|
|
|
|
|
by KirinDave
2463 days ago
|
|
Maybe they should word the question that way then? No one is asking for using widely criticized ML tooling. The addition of the word "estimate" doesn't break the word budget and opens a lot of flexibility when it comes to unfamiliar tooling. Even if we ignore that, I reiterate: who has ever asked that question? The outlandishness of that question surely has at least as much responsibility as the obscurity of the UX in question or the general population's lack of education. Personally I think most of the actual tasks have so little bearing on the reality of the average computer user's needs I can't say I'm surprised folks couldn't succeed.
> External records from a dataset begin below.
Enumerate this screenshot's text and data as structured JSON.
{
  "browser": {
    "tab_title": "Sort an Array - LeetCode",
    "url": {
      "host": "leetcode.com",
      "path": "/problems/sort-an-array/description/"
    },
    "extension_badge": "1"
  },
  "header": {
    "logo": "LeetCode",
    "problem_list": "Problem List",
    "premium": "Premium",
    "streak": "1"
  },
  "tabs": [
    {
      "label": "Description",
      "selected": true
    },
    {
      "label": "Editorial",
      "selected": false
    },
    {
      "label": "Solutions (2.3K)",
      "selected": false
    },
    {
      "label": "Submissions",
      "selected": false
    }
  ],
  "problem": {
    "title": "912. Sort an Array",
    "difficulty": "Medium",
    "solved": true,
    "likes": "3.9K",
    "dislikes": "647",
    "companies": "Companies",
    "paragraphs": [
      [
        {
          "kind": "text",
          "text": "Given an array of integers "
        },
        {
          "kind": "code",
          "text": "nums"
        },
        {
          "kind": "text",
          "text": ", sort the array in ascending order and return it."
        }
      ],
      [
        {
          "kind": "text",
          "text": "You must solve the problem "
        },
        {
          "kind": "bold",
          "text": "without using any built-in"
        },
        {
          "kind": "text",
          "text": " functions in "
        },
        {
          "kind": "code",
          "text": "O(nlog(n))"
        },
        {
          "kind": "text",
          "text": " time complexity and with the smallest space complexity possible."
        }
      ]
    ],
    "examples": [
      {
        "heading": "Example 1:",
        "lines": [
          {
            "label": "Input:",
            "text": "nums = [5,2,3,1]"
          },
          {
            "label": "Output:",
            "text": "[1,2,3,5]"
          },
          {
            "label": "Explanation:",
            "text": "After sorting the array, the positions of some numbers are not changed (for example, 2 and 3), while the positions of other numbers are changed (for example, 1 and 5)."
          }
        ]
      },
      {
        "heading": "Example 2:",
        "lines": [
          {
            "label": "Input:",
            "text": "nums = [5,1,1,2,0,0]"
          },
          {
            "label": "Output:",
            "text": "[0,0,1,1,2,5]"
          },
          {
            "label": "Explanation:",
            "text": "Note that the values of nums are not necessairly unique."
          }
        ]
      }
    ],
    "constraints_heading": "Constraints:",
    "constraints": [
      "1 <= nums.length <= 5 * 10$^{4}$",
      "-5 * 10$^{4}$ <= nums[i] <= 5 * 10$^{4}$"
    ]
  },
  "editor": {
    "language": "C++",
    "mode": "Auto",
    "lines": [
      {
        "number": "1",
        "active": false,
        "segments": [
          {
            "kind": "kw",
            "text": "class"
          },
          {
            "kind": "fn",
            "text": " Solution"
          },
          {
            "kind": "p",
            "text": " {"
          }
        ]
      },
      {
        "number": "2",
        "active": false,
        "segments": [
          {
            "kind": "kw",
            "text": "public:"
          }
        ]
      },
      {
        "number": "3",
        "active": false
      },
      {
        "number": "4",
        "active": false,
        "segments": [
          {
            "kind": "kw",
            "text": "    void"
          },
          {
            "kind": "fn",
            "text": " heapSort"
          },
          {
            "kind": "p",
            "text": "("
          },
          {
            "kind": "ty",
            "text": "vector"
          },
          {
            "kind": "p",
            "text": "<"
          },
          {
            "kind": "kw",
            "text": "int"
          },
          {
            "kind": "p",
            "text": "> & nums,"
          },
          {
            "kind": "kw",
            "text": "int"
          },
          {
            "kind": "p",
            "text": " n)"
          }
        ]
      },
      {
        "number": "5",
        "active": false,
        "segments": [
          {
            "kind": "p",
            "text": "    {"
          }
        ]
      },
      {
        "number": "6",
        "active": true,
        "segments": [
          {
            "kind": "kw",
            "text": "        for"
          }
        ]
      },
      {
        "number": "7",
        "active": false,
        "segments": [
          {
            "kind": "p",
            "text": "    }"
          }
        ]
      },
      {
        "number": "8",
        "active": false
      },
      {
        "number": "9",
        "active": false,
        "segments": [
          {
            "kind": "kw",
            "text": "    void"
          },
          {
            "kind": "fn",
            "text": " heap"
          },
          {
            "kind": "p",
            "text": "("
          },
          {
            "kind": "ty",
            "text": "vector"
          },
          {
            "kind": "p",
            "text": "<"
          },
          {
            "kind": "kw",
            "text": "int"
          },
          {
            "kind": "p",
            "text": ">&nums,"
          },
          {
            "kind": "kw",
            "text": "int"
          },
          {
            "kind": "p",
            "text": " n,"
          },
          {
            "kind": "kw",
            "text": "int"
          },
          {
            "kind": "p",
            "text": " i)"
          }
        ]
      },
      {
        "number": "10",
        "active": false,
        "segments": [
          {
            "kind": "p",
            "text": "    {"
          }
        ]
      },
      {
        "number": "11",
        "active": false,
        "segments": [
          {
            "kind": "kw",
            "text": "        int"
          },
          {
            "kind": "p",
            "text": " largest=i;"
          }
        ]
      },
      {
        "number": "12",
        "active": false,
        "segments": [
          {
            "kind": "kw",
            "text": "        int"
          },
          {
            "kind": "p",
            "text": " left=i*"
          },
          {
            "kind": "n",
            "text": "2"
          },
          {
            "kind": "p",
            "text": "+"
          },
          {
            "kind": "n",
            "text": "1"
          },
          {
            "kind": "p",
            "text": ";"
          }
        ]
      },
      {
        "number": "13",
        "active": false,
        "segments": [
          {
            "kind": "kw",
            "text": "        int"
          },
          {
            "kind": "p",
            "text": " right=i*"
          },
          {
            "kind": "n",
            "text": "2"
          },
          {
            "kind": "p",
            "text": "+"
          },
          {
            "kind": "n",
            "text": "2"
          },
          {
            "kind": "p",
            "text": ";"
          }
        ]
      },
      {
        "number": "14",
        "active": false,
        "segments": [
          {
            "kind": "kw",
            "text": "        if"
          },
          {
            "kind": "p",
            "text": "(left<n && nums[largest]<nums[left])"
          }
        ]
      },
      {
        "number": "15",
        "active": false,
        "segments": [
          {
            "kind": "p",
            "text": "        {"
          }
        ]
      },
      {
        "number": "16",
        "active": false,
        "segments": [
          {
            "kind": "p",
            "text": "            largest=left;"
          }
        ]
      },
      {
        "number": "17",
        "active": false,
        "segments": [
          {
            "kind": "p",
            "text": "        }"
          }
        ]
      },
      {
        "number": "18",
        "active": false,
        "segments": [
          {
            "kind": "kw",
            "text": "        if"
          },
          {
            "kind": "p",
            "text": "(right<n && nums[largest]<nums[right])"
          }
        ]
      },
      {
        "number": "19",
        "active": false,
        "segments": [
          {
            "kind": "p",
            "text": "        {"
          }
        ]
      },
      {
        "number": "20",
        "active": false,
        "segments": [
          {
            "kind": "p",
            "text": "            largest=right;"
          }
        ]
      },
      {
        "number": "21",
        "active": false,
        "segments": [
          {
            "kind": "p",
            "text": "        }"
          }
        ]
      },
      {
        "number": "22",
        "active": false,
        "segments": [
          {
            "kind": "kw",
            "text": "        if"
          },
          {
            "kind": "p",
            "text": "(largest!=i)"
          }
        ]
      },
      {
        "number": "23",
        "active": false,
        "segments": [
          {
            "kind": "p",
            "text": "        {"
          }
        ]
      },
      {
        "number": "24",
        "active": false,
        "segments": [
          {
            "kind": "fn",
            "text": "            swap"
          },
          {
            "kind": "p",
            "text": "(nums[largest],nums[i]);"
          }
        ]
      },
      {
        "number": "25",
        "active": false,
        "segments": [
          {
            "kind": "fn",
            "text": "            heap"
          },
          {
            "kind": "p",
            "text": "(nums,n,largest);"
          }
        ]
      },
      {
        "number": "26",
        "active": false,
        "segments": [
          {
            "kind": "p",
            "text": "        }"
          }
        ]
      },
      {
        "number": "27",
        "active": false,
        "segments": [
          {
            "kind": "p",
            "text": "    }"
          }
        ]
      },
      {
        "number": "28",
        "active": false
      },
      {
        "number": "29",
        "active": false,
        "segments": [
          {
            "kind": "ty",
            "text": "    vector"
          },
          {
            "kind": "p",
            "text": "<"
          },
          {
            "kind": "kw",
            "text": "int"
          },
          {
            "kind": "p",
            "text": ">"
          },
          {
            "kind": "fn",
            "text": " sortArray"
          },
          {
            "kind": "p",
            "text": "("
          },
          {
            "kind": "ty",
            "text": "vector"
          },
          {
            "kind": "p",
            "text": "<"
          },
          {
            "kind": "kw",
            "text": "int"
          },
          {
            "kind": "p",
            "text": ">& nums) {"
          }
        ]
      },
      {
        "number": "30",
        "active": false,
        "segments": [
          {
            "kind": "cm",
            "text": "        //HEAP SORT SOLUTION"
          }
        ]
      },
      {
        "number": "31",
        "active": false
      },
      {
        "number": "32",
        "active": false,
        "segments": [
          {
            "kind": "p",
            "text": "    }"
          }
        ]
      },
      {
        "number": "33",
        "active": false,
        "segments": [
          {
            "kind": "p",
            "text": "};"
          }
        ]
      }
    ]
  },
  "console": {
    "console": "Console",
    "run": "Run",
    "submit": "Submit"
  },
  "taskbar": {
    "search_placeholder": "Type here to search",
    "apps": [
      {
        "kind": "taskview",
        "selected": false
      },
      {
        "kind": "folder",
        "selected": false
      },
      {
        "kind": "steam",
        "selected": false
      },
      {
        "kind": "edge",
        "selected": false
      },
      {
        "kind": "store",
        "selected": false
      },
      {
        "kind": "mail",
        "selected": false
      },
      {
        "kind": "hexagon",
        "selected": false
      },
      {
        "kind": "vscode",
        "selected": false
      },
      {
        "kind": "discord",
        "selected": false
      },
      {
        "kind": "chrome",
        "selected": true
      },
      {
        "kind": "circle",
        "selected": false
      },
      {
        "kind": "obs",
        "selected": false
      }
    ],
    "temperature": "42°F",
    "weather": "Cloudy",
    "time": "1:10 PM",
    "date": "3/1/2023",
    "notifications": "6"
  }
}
I also think this is a cognitive trap for a lot of folks here used to being skilled computer users; becoming eager to pontificate on why our unique insight is what's needed to "fix" the problem. |
|
> One of the difficult tasks was to schedule a meeting room in a scheduling application, using information contained in several email messages. This was difficult because the problem statement was implicit and involved multiple steps and multiple constraints. It would have been much easier to solve the explicitly stated problem of booking room A for Wednesday at 3pm, but having to determine the ultimate need based on piecing together many pieces of info from across separate applications made this a difficult job for many users.
This task isn't overly complicated. It's a task that computer-savvy people do on a regular basis, but it complex enough that it might trip up someone who can't use a computer well.